Deficiency in Nursing Care Hours
Penalty
Summary
The facility failed to meet the regulatory requirement of providing a minimum of 3.2 hours of direct nursing care per resident per day. A review of nursing schedules from March 14 through April 3, 2025, revealed that on 16 out of 21 days, the facility did not meet this minimum standard. Specific days with deficiencies included March 14, 15, 16, 17, 18, 22, 23, 24, 26, 28, 29, 30, 31, and April 1, 2, and 3, 2025. On these days, the care hours per resident ranged from 2.52 to 3.16, falling short of the required 3.2 hours.
Plan Of Correction
Nursing hours noted in the survey cannot be corrected as this is a past event.

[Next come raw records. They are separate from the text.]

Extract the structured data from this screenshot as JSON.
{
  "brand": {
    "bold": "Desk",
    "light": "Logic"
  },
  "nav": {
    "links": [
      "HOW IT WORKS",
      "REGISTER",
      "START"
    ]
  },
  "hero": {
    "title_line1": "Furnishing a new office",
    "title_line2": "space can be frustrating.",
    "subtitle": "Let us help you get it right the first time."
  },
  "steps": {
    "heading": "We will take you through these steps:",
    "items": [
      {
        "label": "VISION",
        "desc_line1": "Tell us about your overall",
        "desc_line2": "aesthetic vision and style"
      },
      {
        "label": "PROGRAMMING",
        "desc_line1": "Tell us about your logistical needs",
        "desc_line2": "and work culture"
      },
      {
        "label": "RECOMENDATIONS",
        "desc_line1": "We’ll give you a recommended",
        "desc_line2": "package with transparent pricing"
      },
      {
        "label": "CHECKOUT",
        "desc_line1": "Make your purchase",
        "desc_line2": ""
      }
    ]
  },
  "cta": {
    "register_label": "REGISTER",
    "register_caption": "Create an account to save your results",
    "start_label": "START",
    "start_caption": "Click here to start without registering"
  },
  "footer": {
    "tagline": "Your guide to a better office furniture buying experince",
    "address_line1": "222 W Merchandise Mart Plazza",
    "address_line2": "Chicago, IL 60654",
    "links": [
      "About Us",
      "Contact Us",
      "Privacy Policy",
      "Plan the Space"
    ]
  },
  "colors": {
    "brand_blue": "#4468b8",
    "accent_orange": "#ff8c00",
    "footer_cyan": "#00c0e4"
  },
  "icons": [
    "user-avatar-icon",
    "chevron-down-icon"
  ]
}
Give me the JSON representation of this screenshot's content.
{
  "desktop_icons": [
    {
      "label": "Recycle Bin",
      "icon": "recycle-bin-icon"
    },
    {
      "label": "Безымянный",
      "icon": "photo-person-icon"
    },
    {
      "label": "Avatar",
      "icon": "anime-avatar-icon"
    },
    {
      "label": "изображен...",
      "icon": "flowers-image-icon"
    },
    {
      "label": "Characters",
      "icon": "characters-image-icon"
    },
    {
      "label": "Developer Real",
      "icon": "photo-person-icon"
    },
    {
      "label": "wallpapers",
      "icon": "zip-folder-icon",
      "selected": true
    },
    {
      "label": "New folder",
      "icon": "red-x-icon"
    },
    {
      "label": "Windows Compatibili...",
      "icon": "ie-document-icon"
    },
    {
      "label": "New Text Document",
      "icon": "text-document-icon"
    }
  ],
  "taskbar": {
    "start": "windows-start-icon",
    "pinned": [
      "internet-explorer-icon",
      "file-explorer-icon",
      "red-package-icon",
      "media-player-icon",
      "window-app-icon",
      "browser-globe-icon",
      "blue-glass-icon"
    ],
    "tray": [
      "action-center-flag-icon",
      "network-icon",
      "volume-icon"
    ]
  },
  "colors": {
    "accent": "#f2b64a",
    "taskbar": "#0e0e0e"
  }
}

Calculation of daily PPD will be completed and reviewed daily for accuracy by the scheduler. The facility has developed internal incentives to retain and attract new staff. Two nurse aide classes have been already scheduled and are being recruited with the first class starting 4/28/25. LPN school recruitment efforts continue with a presentation scheduled on 4/24/25 for nurses that graduate in May. Developed collaboration with local Penn State campus to introduce graduating nurses to long term care in our facility. Agency contracts are in place in an effort to reach daily PPD requirements. The scheduler will look ahead for a minimum of 1 week to determine projected PPD to allow more time to achieve PPD hours requirements. PPD hours will be audited by the scheduler and DON daily for 4 weeks, then 3 days per week x 2 months, or until substantial compliance is achieved. Results will be reviewed at QAPI meeting. Date of compliance is 06/11/2025.